You might hear me on the radio, maybe saying too much or sounding emotional about my medical care. About having illnesses with no known cures, which never get better, but do get worse. Knowing each loss of physical ability is never going to come back, unless or until there is a cure.
I have very real years of things just like this, and worse, being done to me, to treat what has no approved treatment known to modern medicine. For the small fiber neuropathy and complex regional pain syndrome (CRPS) that medicine has been studying for over 145 years, there is no cure, and no FDA-approved treatment yet.
This video is one of the hundreds of similar awful treatments that I used to have to endure (Warning: the video below contains a graphic medical images). I was also still having to take opioids and narcotics, just to manage taking a shower, but not much else. I lived barely in a haze, with torturous pain, and what now seems like a battery of medically medieval treatments. I barely functioned and had many moments when I didn’t want to be here anymore. Like 70% of folks with CRPS, I thought about suicide. I thought that even I can’t be such a horrible person to deserve this, right? I got cancer a second time. It’s not my fault, yet I felt punished for existing.

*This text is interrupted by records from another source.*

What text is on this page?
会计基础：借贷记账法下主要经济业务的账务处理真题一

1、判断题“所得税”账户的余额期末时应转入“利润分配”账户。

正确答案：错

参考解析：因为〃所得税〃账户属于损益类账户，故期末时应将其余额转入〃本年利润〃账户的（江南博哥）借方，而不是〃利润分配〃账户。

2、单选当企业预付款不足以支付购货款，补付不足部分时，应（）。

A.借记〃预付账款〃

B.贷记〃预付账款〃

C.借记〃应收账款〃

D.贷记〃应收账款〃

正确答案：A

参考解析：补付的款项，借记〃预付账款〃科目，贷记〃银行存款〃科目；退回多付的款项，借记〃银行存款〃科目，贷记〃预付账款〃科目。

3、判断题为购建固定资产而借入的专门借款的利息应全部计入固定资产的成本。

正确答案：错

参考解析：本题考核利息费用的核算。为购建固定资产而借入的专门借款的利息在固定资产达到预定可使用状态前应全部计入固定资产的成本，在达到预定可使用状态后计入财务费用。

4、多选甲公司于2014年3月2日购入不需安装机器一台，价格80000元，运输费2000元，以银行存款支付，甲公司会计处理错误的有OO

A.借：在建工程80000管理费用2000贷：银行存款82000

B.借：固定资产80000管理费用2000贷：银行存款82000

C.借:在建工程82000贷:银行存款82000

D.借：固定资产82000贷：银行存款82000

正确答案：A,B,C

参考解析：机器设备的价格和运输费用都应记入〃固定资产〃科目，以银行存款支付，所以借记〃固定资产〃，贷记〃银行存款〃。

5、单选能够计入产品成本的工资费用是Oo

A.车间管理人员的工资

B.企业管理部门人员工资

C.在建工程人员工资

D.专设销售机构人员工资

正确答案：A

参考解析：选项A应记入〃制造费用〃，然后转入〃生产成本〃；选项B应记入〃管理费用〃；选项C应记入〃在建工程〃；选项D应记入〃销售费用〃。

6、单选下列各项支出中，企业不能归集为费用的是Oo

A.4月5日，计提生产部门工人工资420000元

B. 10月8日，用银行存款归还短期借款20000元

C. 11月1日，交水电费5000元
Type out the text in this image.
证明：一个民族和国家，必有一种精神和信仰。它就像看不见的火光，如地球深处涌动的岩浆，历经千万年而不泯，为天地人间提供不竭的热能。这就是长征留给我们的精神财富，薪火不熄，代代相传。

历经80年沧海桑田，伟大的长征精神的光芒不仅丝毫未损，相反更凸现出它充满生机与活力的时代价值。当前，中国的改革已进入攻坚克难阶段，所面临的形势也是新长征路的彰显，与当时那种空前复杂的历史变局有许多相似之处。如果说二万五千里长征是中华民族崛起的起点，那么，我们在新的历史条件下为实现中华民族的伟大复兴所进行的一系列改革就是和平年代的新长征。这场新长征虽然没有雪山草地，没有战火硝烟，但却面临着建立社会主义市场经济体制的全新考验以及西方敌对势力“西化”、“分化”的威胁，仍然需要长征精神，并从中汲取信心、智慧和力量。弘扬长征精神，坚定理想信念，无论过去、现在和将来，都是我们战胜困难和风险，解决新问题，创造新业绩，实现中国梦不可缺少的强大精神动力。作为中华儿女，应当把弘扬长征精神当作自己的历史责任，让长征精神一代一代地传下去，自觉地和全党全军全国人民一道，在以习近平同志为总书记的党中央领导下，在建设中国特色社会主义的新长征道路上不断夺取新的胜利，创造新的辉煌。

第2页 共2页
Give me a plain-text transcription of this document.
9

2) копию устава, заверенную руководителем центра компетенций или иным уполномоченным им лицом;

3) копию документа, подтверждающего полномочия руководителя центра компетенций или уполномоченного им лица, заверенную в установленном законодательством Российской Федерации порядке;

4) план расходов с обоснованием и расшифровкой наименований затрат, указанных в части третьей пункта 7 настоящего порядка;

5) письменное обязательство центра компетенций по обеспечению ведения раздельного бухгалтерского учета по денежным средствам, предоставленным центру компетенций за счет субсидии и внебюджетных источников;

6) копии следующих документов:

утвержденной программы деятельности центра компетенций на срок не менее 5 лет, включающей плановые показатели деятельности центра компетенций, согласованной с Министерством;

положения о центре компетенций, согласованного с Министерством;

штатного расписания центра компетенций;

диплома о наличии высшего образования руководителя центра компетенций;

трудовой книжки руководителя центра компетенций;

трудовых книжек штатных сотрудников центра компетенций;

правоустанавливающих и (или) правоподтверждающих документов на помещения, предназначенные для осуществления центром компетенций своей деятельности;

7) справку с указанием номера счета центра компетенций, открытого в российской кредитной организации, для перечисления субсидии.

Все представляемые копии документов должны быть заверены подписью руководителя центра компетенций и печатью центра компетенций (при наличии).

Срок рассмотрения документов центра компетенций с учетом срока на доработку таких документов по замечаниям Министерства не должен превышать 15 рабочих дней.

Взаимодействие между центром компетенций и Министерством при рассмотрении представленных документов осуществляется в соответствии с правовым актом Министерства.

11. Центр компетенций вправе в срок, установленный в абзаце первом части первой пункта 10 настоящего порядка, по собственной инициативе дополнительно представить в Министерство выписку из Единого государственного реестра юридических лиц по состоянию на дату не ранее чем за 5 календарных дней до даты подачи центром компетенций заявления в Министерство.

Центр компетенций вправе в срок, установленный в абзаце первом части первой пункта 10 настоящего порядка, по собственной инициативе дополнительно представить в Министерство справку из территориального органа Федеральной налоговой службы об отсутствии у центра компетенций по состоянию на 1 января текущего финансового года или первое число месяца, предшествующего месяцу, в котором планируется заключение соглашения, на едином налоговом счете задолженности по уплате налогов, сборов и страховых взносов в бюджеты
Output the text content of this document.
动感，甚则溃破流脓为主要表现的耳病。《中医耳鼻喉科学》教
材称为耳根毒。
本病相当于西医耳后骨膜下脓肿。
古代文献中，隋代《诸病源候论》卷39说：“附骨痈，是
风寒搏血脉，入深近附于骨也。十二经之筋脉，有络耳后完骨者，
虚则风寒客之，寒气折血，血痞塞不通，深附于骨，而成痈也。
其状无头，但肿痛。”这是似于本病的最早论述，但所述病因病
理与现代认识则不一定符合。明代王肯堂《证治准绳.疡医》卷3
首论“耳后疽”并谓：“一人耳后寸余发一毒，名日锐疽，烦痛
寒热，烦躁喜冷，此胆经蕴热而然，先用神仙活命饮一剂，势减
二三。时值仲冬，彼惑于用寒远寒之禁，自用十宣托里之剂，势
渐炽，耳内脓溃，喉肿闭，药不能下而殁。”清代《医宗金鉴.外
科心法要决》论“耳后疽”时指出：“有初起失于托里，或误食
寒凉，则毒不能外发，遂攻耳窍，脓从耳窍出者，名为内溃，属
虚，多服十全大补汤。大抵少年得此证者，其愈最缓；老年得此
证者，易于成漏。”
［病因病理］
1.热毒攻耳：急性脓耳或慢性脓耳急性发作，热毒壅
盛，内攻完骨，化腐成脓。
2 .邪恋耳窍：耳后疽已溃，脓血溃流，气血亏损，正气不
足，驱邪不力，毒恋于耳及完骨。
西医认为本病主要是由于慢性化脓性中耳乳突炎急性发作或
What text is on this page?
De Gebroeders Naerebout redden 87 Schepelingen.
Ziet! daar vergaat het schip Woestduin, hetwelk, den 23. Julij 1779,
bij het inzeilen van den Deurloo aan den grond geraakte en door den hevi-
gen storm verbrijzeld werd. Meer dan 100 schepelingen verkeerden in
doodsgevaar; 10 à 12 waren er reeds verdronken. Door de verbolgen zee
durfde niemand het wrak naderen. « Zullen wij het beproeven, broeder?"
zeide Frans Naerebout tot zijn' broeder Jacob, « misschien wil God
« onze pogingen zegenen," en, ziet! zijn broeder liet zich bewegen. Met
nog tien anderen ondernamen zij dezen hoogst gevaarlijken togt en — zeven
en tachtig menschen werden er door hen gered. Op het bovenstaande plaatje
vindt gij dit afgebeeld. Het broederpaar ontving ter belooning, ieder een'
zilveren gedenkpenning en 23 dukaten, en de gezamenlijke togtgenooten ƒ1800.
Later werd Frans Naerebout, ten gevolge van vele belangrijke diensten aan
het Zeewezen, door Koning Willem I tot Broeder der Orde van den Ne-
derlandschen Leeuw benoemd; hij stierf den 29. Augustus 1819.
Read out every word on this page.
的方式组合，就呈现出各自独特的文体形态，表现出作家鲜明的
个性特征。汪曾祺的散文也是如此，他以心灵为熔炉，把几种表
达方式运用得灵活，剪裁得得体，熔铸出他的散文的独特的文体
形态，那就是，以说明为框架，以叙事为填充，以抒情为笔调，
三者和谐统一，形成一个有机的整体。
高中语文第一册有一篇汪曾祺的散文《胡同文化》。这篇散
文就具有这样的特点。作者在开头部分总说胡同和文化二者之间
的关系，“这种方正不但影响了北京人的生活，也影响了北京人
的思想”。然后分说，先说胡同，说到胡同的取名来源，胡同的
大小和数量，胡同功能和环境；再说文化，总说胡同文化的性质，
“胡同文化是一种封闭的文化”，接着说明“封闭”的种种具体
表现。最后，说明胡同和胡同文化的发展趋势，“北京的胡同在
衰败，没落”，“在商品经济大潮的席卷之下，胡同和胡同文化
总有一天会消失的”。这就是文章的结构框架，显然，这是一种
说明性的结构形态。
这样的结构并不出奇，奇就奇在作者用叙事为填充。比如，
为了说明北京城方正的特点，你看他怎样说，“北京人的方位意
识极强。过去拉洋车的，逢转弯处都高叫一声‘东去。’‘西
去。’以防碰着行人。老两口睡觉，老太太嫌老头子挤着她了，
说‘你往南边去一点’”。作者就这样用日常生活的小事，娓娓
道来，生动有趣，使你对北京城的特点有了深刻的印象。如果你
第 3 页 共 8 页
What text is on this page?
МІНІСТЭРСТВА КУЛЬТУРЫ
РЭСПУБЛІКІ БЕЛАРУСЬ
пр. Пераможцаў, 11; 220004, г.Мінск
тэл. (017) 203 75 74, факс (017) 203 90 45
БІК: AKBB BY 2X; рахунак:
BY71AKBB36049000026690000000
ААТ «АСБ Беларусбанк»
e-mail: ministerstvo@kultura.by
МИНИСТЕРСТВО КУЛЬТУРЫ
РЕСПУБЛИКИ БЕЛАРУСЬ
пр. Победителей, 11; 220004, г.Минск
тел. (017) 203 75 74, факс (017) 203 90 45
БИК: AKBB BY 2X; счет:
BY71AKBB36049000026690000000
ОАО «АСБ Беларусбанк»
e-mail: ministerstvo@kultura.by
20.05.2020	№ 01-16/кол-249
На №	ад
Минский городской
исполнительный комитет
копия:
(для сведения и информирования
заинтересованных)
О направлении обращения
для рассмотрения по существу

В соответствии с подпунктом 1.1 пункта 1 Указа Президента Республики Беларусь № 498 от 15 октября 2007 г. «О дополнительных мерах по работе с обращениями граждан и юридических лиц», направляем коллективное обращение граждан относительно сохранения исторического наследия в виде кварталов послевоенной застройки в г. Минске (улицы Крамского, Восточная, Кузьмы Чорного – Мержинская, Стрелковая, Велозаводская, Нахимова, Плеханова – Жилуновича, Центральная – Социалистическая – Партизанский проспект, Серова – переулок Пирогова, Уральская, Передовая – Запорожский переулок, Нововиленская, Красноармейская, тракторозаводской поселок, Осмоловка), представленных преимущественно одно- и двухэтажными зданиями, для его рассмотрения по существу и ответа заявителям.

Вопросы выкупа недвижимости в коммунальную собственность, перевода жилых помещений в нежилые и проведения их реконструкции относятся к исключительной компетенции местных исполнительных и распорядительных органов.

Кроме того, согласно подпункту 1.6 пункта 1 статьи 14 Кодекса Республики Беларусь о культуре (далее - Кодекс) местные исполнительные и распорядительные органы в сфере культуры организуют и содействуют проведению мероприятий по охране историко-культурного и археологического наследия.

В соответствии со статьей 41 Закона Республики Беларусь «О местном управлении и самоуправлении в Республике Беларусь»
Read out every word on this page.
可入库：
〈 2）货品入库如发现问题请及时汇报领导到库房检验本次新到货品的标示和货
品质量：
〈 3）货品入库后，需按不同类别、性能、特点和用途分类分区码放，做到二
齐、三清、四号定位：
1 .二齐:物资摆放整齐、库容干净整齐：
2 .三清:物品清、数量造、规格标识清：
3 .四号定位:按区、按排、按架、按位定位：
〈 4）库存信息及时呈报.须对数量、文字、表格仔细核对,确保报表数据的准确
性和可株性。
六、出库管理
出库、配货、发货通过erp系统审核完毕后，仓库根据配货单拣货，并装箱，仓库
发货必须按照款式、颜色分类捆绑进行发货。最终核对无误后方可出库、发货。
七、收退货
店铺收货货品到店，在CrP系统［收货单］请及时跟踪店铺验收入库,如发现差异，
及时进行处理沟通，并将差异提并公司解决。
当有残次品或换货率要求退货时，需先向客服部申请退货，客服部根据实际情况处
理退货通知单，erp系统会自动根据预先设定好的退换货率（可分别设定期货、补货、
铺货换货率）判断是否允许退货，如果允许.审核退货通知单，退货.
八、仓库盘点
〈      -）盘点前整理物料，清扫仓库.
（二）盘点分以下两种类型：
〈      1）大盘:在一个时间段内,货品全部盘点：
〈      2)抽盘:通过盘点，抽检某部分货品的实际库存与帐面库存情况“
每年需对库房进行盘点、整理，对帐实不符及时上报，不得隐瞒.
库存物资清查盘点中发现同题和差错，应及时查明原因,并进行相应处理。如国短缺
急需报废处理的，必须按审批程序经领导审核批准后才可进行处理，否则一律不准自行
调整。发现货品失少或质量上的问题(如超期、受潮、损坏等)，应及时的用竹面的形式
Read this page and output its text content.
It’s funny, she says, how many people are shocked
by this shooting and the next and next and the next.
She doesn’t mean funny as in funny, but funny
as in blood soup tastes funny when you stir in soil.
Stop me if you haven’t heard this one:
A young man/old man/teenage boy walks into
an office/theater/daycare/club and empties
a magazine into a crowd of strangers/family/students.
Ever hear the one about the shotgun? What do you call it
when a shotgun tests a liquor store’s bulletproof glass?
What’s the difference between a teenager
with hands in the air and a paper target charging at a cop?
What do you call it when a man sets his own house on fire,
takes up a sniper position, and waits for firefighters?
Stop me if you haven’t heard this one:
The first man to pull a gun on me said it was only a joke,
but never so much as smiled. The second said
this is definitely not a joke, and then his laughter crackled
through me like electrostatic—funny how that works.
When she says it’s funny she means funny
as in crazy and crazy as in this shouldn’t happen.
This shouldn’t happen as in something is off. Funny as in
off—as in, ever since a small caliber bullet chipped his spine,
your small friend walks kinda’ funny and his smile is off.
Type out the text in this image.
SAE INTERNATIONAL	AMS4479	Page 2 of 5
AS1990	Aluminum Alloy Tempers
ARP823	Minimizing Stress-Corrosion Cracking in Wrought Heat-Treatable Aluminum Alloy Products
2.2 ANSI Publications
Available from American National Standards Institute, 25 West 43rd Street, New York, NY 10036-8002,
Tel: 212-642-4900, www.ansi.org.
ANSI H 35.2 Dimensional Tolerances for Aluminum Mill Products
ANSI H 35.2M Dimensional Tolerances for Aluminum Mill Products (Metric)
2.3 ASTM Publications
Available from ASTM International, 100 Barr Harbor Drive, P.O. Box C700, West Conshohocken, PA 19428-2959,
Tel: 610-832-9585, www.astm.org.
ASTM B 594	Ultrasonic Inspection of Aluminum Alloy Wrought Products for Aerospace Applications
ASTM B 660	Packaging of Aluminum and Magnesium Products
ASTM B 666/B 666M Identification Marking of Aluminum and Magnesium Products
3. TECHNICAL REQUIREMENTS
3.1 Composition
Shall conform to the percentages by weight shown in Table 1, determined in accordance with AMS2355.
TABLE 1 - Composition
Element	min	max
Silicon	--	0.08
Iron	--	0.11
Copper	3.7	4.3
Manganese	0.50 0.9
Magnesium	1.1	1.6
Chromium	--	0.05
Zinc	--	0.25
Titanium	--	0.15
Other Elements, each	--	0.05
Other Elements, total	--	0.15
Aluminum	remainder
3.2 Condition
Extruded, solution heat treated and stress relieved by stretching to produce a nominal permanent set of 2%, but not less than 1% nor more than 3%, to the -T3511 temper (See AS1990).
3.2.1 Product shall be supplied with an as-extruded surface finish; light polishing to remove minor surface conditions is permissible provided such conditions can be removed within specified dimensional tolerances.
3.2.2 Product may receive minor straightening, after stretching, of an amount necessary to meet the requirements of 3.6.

It is life-changing to now have humane treatments, where I never have to suffer. I never feel gaslighted, like I have to “suck it up.” I never cry out and feel the tears running into my ears, trying desperately not to move, silently screaming for it to stop. My partner, Matt, never hears me while sitting in the waiting room, screaming out in sudden and horrific pain. It could be a brief moment or several minutes. “You’re doing great, just a few more minutes.” I would hold my breath in an attempt to ease my pain, or at least hold in the screams. “You’re such a trooper; we’re almost there.” It’s up to me, right?
This was treatment eight years ago, about every six weeks. This was treatment for about four years of my life, before doing everything I could to buy my way into “experimental” treatment. There was no sedation or comfort meds unless you count injecting numbing agents prior to the 12-inch needle insertions, most often through my abdomen. Would you look, watching the needles, or would you lay back, close your eyes, and submit to what has been presented as the “only” treatment option?
[Warning: the following video contains a graphic medical images]
When I talk about my doctor saving my life, I am dead serious. I have dignity now. I have hope for future discoveries. I have a provider who brings in cutting-edge treatment options. Hearing about something new is not unusual. I’ve created a quality life, with the ability to take pride in what I do. People I have helped, and continue to, help to remind me and validate me to keep fighting.
They inspire me to keep writing and talking about medical care with dignity, narrative medicine, and expectations, and that we did nothing to deserve what violates our bodies, what causes my body to attack parts of itself. Treatments and infusions give me the ability to live, and I deserve to. We all do, and we, the forever sick, should not be defined by our illnesses. In our strengths, we endure and count as valuable members of society, contributing to society and deserving life.
Humanity needs to be put back into the treatment of chronic pain, by having more doctors like the providers I have now. Supporting and asking for personalized palliative care. Advocating for comfort medications with treatments. Everyone is worthy of the best medical care there is, the most humane care possible. Medical equality has a long way to go.